Yozo Hamaguchi was born on April 5, 1909 (Meiji 42) in Hiromura, Arita-gun, Wakayama Prefecture. The Hamaguchi family has been the founder of Yamasa soy sauce that claims to be "Gibei" for generations, and Yozo is the third son of the 10th generation Gibei Hamaguchi. At Tokyo Bijutsu School (currently Tokyo University of the Arts), he enrolled in the Sculpture Department, but dropped out of school in two years and traveled to Paris, and from around 1937 (Showa 12) during his stay in Paris, he tried to create a copperplate print technique that draws a pattern directly on a copper plate with a needle, and started writing a step towards a printmaker. Hamaguchi is internationally known as a revivalr of mesotint techniques in the 20th century. Mezotint is one of the copperplate engraving techniques, also known as "Maniel Noir (black technique)" and uses a tool called "Belso" on the surface of the copper plate to make fine points on the whole surface and express subtle black shades. The black land made in this way is carved using tools called "scrapers" and "vanishers" to represent patterns and subtle shades. This technique has been cut off for a long time with the development of photography, but Hamaguchi is known for his revival of this technique and the development of the technique of "color mesotint" in which color plates are repeatedly printed. The photo on the left side below shows the tools used by Hamaguchi, and the right is the press machine used when printing after the plate is completed.

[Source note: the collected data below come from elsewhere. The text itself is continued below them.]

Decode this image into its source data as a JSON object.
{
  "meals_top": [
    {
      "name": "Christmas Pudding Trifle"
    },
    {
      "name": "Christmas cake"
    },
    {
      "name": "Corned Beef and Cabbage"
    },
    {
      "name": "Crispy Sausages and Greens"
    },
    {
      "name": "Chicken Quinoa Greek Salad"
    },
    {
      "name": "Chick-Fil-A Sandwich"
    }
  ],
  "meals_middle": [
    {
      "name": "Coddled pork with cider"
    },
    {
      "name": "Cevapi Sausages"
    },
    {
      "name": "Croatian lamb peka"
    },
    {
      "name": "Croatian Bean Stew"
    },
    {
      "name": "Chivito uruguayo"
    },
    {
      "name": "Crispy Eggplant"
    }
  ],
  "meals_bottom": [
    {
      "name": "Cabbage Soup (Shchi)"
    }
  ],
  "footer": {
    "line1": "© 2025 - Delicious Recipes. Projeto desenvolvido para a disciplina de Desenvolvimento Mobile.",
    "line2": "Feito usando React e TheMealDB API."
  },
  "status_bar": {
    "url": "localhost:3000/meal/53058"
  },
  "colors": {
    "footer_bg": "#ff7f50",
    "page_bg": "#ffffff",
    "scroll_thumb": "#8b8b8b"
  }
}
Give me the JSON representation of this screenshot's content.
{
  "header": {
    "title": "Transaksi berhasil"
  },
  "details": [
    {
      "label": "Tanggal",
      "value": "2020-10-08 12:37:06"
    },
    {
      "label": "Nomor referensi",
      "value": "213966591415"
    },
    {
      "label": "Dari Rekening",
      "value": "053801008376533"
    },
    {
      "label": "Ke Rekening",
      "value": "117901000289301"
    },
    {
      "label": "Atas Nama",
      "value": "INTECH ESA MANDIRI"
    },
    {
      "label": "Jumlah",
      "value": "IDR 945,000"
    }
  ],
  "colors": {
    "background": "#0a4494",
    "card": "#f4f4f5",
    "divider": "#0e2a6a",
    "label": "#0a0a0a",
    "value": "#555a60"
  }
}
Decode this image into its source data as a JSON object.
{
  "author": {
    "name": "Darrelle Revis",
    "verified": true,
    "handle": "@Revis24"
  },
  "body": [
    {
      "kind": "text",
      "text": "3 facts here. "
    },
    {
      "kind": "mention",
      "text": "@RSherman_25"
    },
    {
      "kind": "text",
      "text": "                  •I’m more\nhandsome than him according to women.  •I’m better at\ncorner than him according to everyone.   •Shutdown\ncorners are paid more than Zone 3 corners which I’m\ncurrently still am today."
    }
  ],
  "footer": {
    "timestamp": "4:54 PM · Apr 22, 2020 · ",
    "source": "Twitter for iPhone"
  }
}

After staying abroad for a long time, I returned to Japan in 1996, and spent several years in Japan until I died in December 2000. The Muse Hamaguchi and Yamasa collections were opened in 1998.
Hamaguchi used a lot of small fruits such as grapes, cherries, walnuts, and small animals such as shells and butterflies as motifs for his work, and prefers to use a technique that makes small objects stand out in a screen structure that takes a wide space. Was. Here are some of the works exhibited as a collection. (The photos of these works were provided by the courtesy of Musee Yozo Hamaguchi and Yamasa Collection Hall. Reproduction to other places is prohibited.)
Yozo Hamaguchi "14 Cherry" 1966 Color Mezotint 52.3 x 42.4cm
Yozo Hamaguchi “Zakuro (print collection“ Hamaguchi's six original color mezzotint ”6 pieces)” 1978 Color Mezotint 11.6 x 11.5cm
Yozo Hamaguchi "Lemon of 1/4" 1976 Color Mezotint 15.5 x 15.3cm
Yozo Hamaguchi "Wamelon" 1981 Color mesotint 23.3 x 54.1cm
Muse Yozo Hamaguchi / Yamasa Collection Summer Exhibition: "11 billion light-year tunnel"
Work: Yozo Hamaguchi, Tsunao Okumura, Nerhol, Nanae Mitobe
Date: Period from May 20 to August 6, 2017
Opening hours: Weekdays from 11:00 to 17:00 / Saturdays, Sundays, and holidays from 10:00 to 17:00 (final admission 16:30).
Admission fee: 600 yen for adults / 400 yen for university and high school students / Free for junior high school students and younger
Closed days: Monday
For more information, please contact the Muse Yozo Hamaguchi / Yamasa Collection.
Tel 03-3665-0251
(The photos of these works were provided by the courtesy of Musee Yozo Hamaguchi and Yamasa Collection Hall. Reproduction to other places is prohibited.)